Freeway
Written & Illustrated by Mark Kalensniko
Published by Fantagraphics
Mark Kalesniko’s Mail Order Bride was among the best comics of 2003, so his latest – Freeway – came with considerable expectations. Freeway is a return to Kalesniko’s alter-ego, Alex Kalienka; while trapped in a southern California traffic jam, Alex recalls starting out in the animation field, his childhood dream, while contrasting the reality of office politics, back-stabbing favoritism and compromise against his dreams of creative freedom and loving comraderie.
In the end, Freeway’s concept is stronger than its reality. Which isn’t to say it’s a bad book – Freeway’s a perfectly okay book, but just an okay one. The characters are well crafted, and Kalesniko does a fine job contrasting the reality of his circumstances against his dream scenario – particularly in the case of his own insecurity compared to his dream-vision’s easy-going confidence. The office politics are well played and all too real, and the pages are laid out well, the illustrations suitably charming.
Yet the narrative pulls in too many directions, as Alex dreams of not just his past and his ideal, but images of his childhood encamped on a stool in front of a television recur; a dark, sputtering car lurks behind him on the L.A. freeway; and a young Alex frets fearfully over his job interview and ever feeling at home in bustling Los Angeles. And then there are the morbid daydreams of his own demise – each tangent works on its own, but taken together, they pull the story in too many directions.
While the layouts are effective, Kalesniko’s transition panels between dream visions – a three-panel exchange with both past and dream overlaid in the middle panel – becomes heavy-handed and distracted after the first few usages. Some sequences are drawn out too long, although others, such as the multi-panel images of gridlock and Alex’s stream of curses, enforce the insistent inescapability of the freeway’s congestion.
Freeway is a good book, but it’s not quite a great book. A clearer focus would keep Kalesniko’s intent at the book’s fore, that dreams are wonderful, but the world isn’t what you dream.
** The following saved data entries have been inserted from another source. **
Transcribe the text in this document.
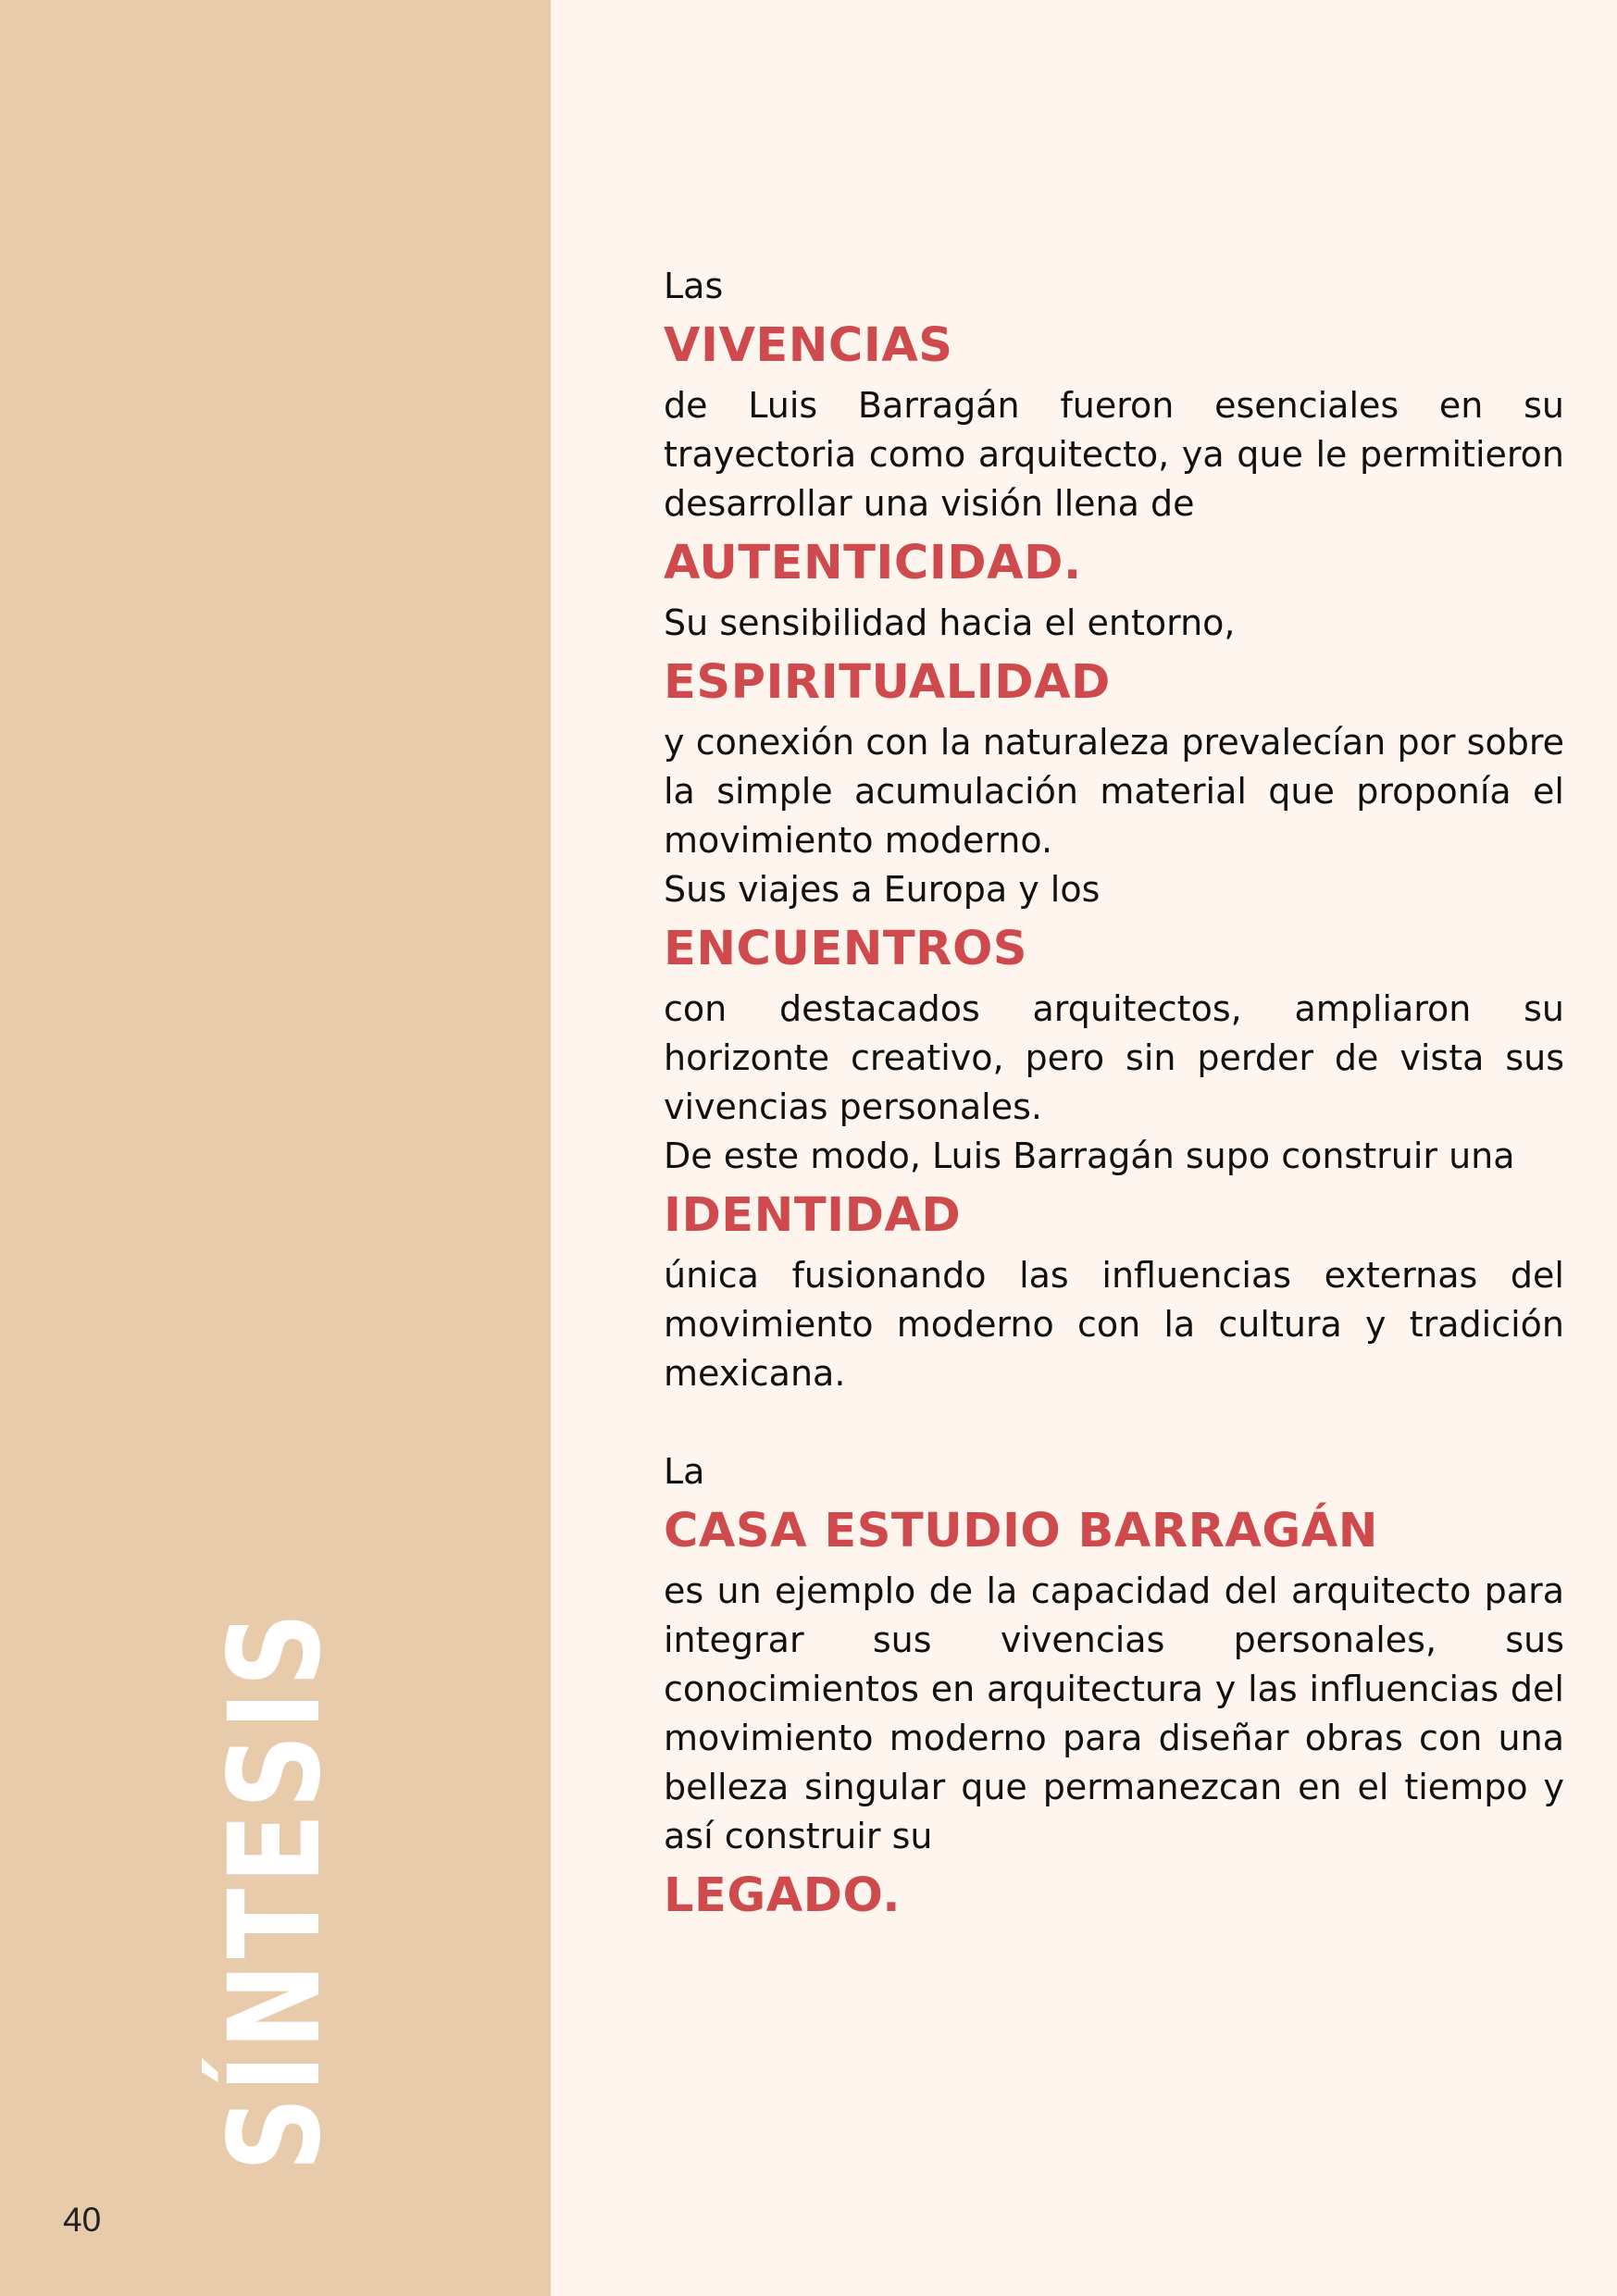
SÍNTESIS
40

Las

VIVENCIAS

de Luis Barragán fueron esenciales en su trayectoria como arquitecto, ya que le permitieron desarrollar una visión llena de

AUTENTICIDAD.

Su sensibilidad hacia el entorno,

ESPIRITUALIDAD

y conexión con la naturaleza prevalecían por sobre la simple acumulación material que proponía el movimiento moderno.

Sus viajes a Europa y los

ENCUENTROS

con destacados arquitectos, ampliaron su horizonte creativo, pero sin perder de vista sus vivencias personales.

De este modo, Luis Barragán supo construir una

IDENTIDAD

única fusionando las influencias externas del movimiento moderno con la cultura y tradición mexicana.

La

CASA ESTUDIO BARRAGÁN

es un ejemplo de la capacidad del arquitecto para integrar sus vivencias personales, sus conocimientos en arquitectura y las influencias del movimiento moderno para diseñar obras con una belleza singular que permanezcan en el tiempo y así construir su

LEGADO.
Kalesniko provides no answers for his protagonist – the animation business doesn’t suddenly become everything he hoped. The world is full of compromises, but with a little more care, Freeway could’ve been free of them.
March 18th, 2011 at 10:39 am
As a big fan of the history of Disney Animation AND the history of Los Angeles (as well as a recent addition to the wild world of long work commutes), I felt that this was a comic book MADE FOR ME. Page after page dropped li’l tid-bits of information and observation about sh*t I’d obsessively loved for years. So for me, reading it was a wonderful experience.
As I finished the book, though, I had to admit two things:
1. Folks without my particular interests wouldn’t have nearly as much to keep them interested.
2. The climax was kinda crummy. Dare I say…weak?